The responsibility to protect embraces aggressive public safety measures that begin with insuring order in the public square, and a major advance of that was the broken windows theory, promulgated by Wilson and Kelling in the 1980’s.
What grew out of the broken windows theory of policing—that police do not allow any semblance of disorder in a community, not even broken windows—was Comstat or the computer driven real-time crime reports by neighborhood, which immediately brought accountability to local police commanders.
This is what changed New York city from one of the most dangerous cities in America to one of the safest, and now the dispersion of New York police officers is bringing it to the larger country, and that is a very good thing.
An excerpt from an article in City Journal.
“Since the late 1990s, more than 18 police commanders have left the New York City police department to run their own agencies elsewhere. This unprecedented migration has spread the Compstat revolution—the data-driven transformation of policing begun under New York police commissioner William Bratton in 1994—across the nation. Some of the transplants are well-known: Bratton himself now heads the Los Angeles Police Department; and his former first deputy, John Timoney, has led both the Miami and the Philadelphia forces. But the diaspora also includes lesser-known young Turks who rose quickly through the NYPD’s ranks during the paradigm-shattering 1990s. Now, as chiefs in their own right, they’re proving the efficacy of analytic, accountable policing in agencies wholly dissimilar from New York’s—in one case, achieving success beyond anything seen in Gotham or elsewhere.
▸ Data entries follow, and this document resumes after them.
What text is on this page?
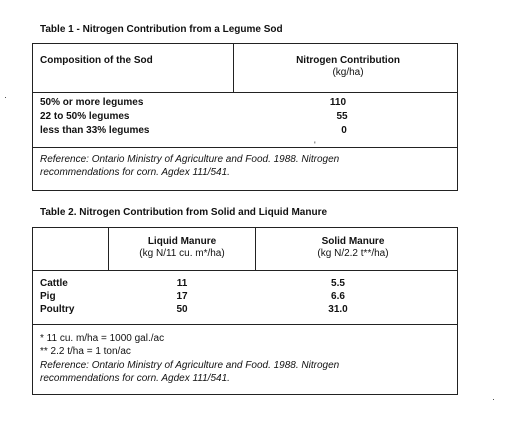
Table 1 - Nitrogen Contribution from a Legume Sod
Composition of the Sod	Nitrogen Contribution
(kg/ha)
50% or more legumes
22 to 50% legumes
less than 33% legumes
110
55
0
Reference: Ontario Ministry of Agriculture and Food. 1988. Nitrogen
recommendations for corn. Agdex 111/541.
Table 2. Nitrogen Contribution from Solid and Liquid Manure
Liquid Manure
(kg N/11 cu. m*/ha)
Solid Manure
(kg N/2.2 t**/ha)
Cattle
Pig
Poultry
11
17
50
5.5
6.6
31.0
* 11 cu. m/ha = 1000 gal./ac
** 2.2 t/ha = 1 ton/ac
Reference: Ontario Ministry of Agriculture and Food. 1988. Nitrogen
recommendations for corn. Agdex 111/541.
·
'
·
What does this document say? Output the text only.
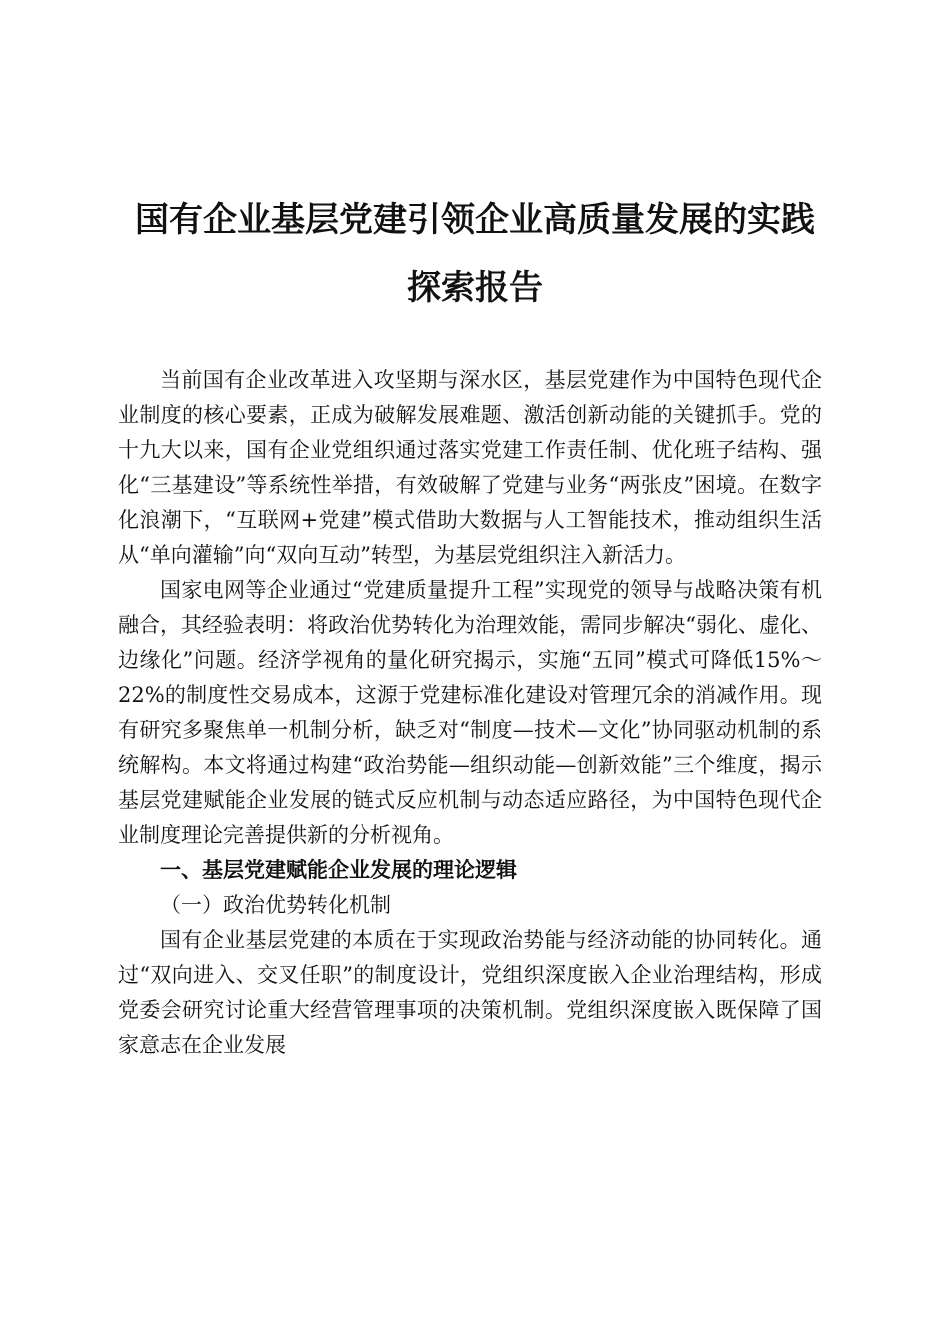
国有企业基层党建引领企业高质量发展的实践
探索报告

当前国有企业改革进入攻坚期与深水区，基层党建作为中国特色现代企业制度的核心要素，正成为破解发展难题、激活创新动能的关键抓手。党的十九大以来，国有企业党组织通过落实党建工作责任制、优化班子结构、强化“三基建设”等系统性举措，有效破解了党建与业务“两张皮”困境。在数字化浪潮下，“互联网+党建”模式借助大数据与人工智能技术，推动组织生活从“单向灌输”向“双向互动”转型，为基层党组织注入新活力。

国家电网等企业通过“党建质量提升工程”实现党的领导与战略决策有机融合，其经验表明：将政治优势转化为治理效能，需同步解决“弱化、虚化、边缘化”问题。经济学视角的量化研究揭示，实施“五同”模式可降低15%～22%的制度性交易成本，这源于党建标准化建设对管理冗余的消减作用。现有研究多聚焦单一机制分析，缺乏对“制度—技术—文化”协同驱动机制的系统解构。本文将通过构建“政治势能—组织动能—创新效能”三个维度，揭示基层党建赋能企业发展的链式反应机制与动态适应路径，为中国特色现代企业制度理论完善提供新的分析视角。

一、基层党建赋能企业发展的理论逻辑

（一）政治优势转化机制

国有企业基层党建的本质在于实现政治势能与经济动能的协同转化。通过“双向进入、交叉任职”的制度设计，党组织深度嵌入企业治理结构，形成党委会研究讨论重大经营管理事项的决策机制。党组织深度嵌入既保障了国家意志在企业发展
“José Cordero once led precincts in the Bronx and in Manhattan’s Washington Heights, and eventually he served as New York’s first citywide gang strategist. Like other members of the diaspora, he describes the 1990s NYPD as a life-changing experience: “It was an incredibly resourceful, competitive environment. The wave of captains I was privileged to serve with fed off of each other’s experiments.” In 2002, he took the helm of the Newton, Massachusetts, police department, bringing crime in that already safe city down to its lowest point in over 30 years.
“Then he moved to a very different city. East Orange, New Jersey, has 70,000 citizens by official counts, about 95 percent of them black, and deep pockets of poverty. Crime there—much of it violent—had started skyrocketing in 1999, reaching a per-capita rate in 2003 that was 14 times that of New York City and five times that of Detroit. East Orange’s mayor recruited Cordero to quell the violence; Cordero started work in 2004. The results were astonishing. By the end of 2007, major felonies had dropped 68 percent, and homicides 67 percent, from their 2003 high—possibly a national record. (By comparison, from 1993, the year before Bratton arrived in New York City, through 1997, major felonies in New York dropped 41 percent and homicides 60 percent.) East Orange’s remarkable experience should give pause to criminologists, who too often ascribe crime drops to anything but policing reforms.”